A Concise History of U.S. Central Government Debt
President Washington commented on accumulating public debt during his Farewell Address. His advice was to “use it as sparingly as possible” and avoid “occasions of expense by cultivating peace.” He was arguing that you must manage public debt otherwise the country is “ungenerously throwing upon posterity the burden which we ourselves ought to bear.”
Washington left office in 1797 and the public debt was $82 million or $708 per person in 2021 dollars. The debt was $75 million when he began his term and much of it was accumulated during the Revolutionary War. Subsequent administrations and congresses followed his advice and by 1840 the debt stood at $4 million or $9 per capita in 2021 dollars.
Over the next 20 years the debt grew to $65 million. Probably due to improvements like canals and railroads that were not all paid for by federal taxes which at that time were primarily tariffs. The debt in 1860 was still much less than when Washington left office and amounted to only $74 per head of population.

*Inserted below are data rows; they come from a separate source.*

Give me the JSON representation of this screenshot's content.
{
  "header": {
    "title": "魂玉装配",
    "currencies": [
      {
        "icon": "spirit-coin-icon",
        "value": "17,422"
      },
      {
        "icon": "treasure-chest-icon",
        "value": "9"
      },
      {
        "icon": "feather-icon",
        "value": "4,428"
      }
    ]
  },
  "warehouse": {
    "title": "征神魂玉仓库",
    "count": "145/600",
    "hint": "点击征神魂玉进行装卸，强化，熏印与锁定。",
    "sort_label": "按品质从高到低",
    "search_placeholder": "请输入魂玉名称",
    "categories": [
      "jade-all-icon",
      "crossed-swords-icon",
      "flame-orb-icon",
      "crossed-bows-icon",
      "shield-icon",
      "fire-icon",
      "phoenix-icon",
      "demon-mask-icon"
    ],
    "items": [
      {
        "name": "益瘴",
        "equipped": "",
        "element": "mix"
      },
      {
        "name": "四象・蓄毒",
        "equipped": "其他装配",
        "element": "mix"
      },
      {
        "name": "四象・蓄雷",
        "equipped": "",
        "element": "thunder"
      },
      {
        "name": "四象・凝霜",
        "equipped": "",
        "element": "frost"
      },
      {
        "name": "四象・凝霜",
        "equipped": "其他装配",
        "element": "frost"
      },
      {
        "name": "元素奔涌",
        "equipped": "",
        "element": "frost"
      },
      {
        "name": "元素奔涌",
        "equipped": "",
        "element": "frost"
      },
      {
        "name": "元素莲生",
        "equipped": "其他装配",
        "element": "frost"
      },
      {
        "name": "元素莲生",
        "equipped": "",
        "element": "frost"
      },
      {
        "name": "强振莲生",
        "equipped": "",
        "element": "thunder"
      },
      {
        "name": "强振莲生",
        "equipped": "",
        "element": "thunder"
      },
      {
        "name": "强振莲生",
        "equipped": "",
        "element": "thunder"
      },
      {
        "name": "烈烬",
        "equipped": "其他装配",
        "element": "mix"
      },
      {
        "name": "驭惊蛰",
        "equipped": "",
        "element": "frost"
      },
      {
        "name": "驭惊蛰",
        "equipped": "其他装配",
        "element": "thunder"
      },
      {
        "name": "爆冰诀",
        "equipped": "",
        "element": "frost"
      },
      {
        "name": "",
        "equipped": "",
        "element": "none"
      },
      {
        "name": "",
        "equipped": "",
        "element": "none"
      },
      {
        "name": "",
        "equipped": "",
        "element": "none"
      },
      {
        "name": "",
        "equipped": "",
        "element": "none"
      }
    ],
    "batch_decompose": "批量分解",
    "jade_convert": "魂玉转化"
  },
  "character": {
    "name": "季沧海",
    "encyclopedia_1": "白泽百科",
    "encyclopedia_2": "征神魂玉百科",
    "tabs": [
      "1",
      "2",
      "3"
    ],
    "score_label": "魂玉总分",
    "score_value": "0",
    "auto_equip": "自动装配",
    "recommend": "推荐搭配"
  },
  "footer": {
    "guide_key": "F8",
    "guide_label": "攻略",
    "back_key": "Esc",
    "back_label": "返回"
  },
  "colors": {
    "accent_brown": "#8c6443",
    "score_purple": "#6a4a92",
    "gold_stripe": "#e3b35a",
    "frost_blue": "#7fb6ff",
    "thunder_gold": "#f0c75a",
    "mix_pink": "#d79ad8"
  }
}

The Civil War resulted in significant tax increases and a large increase in the national gross debt. In 1870 the debt was $2.4 billion or $1,305 per person. This was almost twice the level of debt per person in 2021 dollars compared to when Washington left office. Again though, the next administrations and Congresses reduced the debt so that by 1900 it stood at $1.3 billion or $535 per person in 2021 dollars.
The debt increased during WW1 and was reduced in the decade of the 1920s so that by 1930 it was $16 billion and $2,139 per person in 2021 dollars. The first big change in the debt level came with the depression, the New Deal, and WWII. By 1945 the debt was $259 billion or $30,062 per capita in constant 2021 dollars.
The debt level remained stable well into the 1960s, but no significant reductions. In the last 35 to 40 years the increases have been out of control to where the debt in 2021 was $28 trillion and $85,732 per capita or nearly three times the per capita debt level at the end of WWII.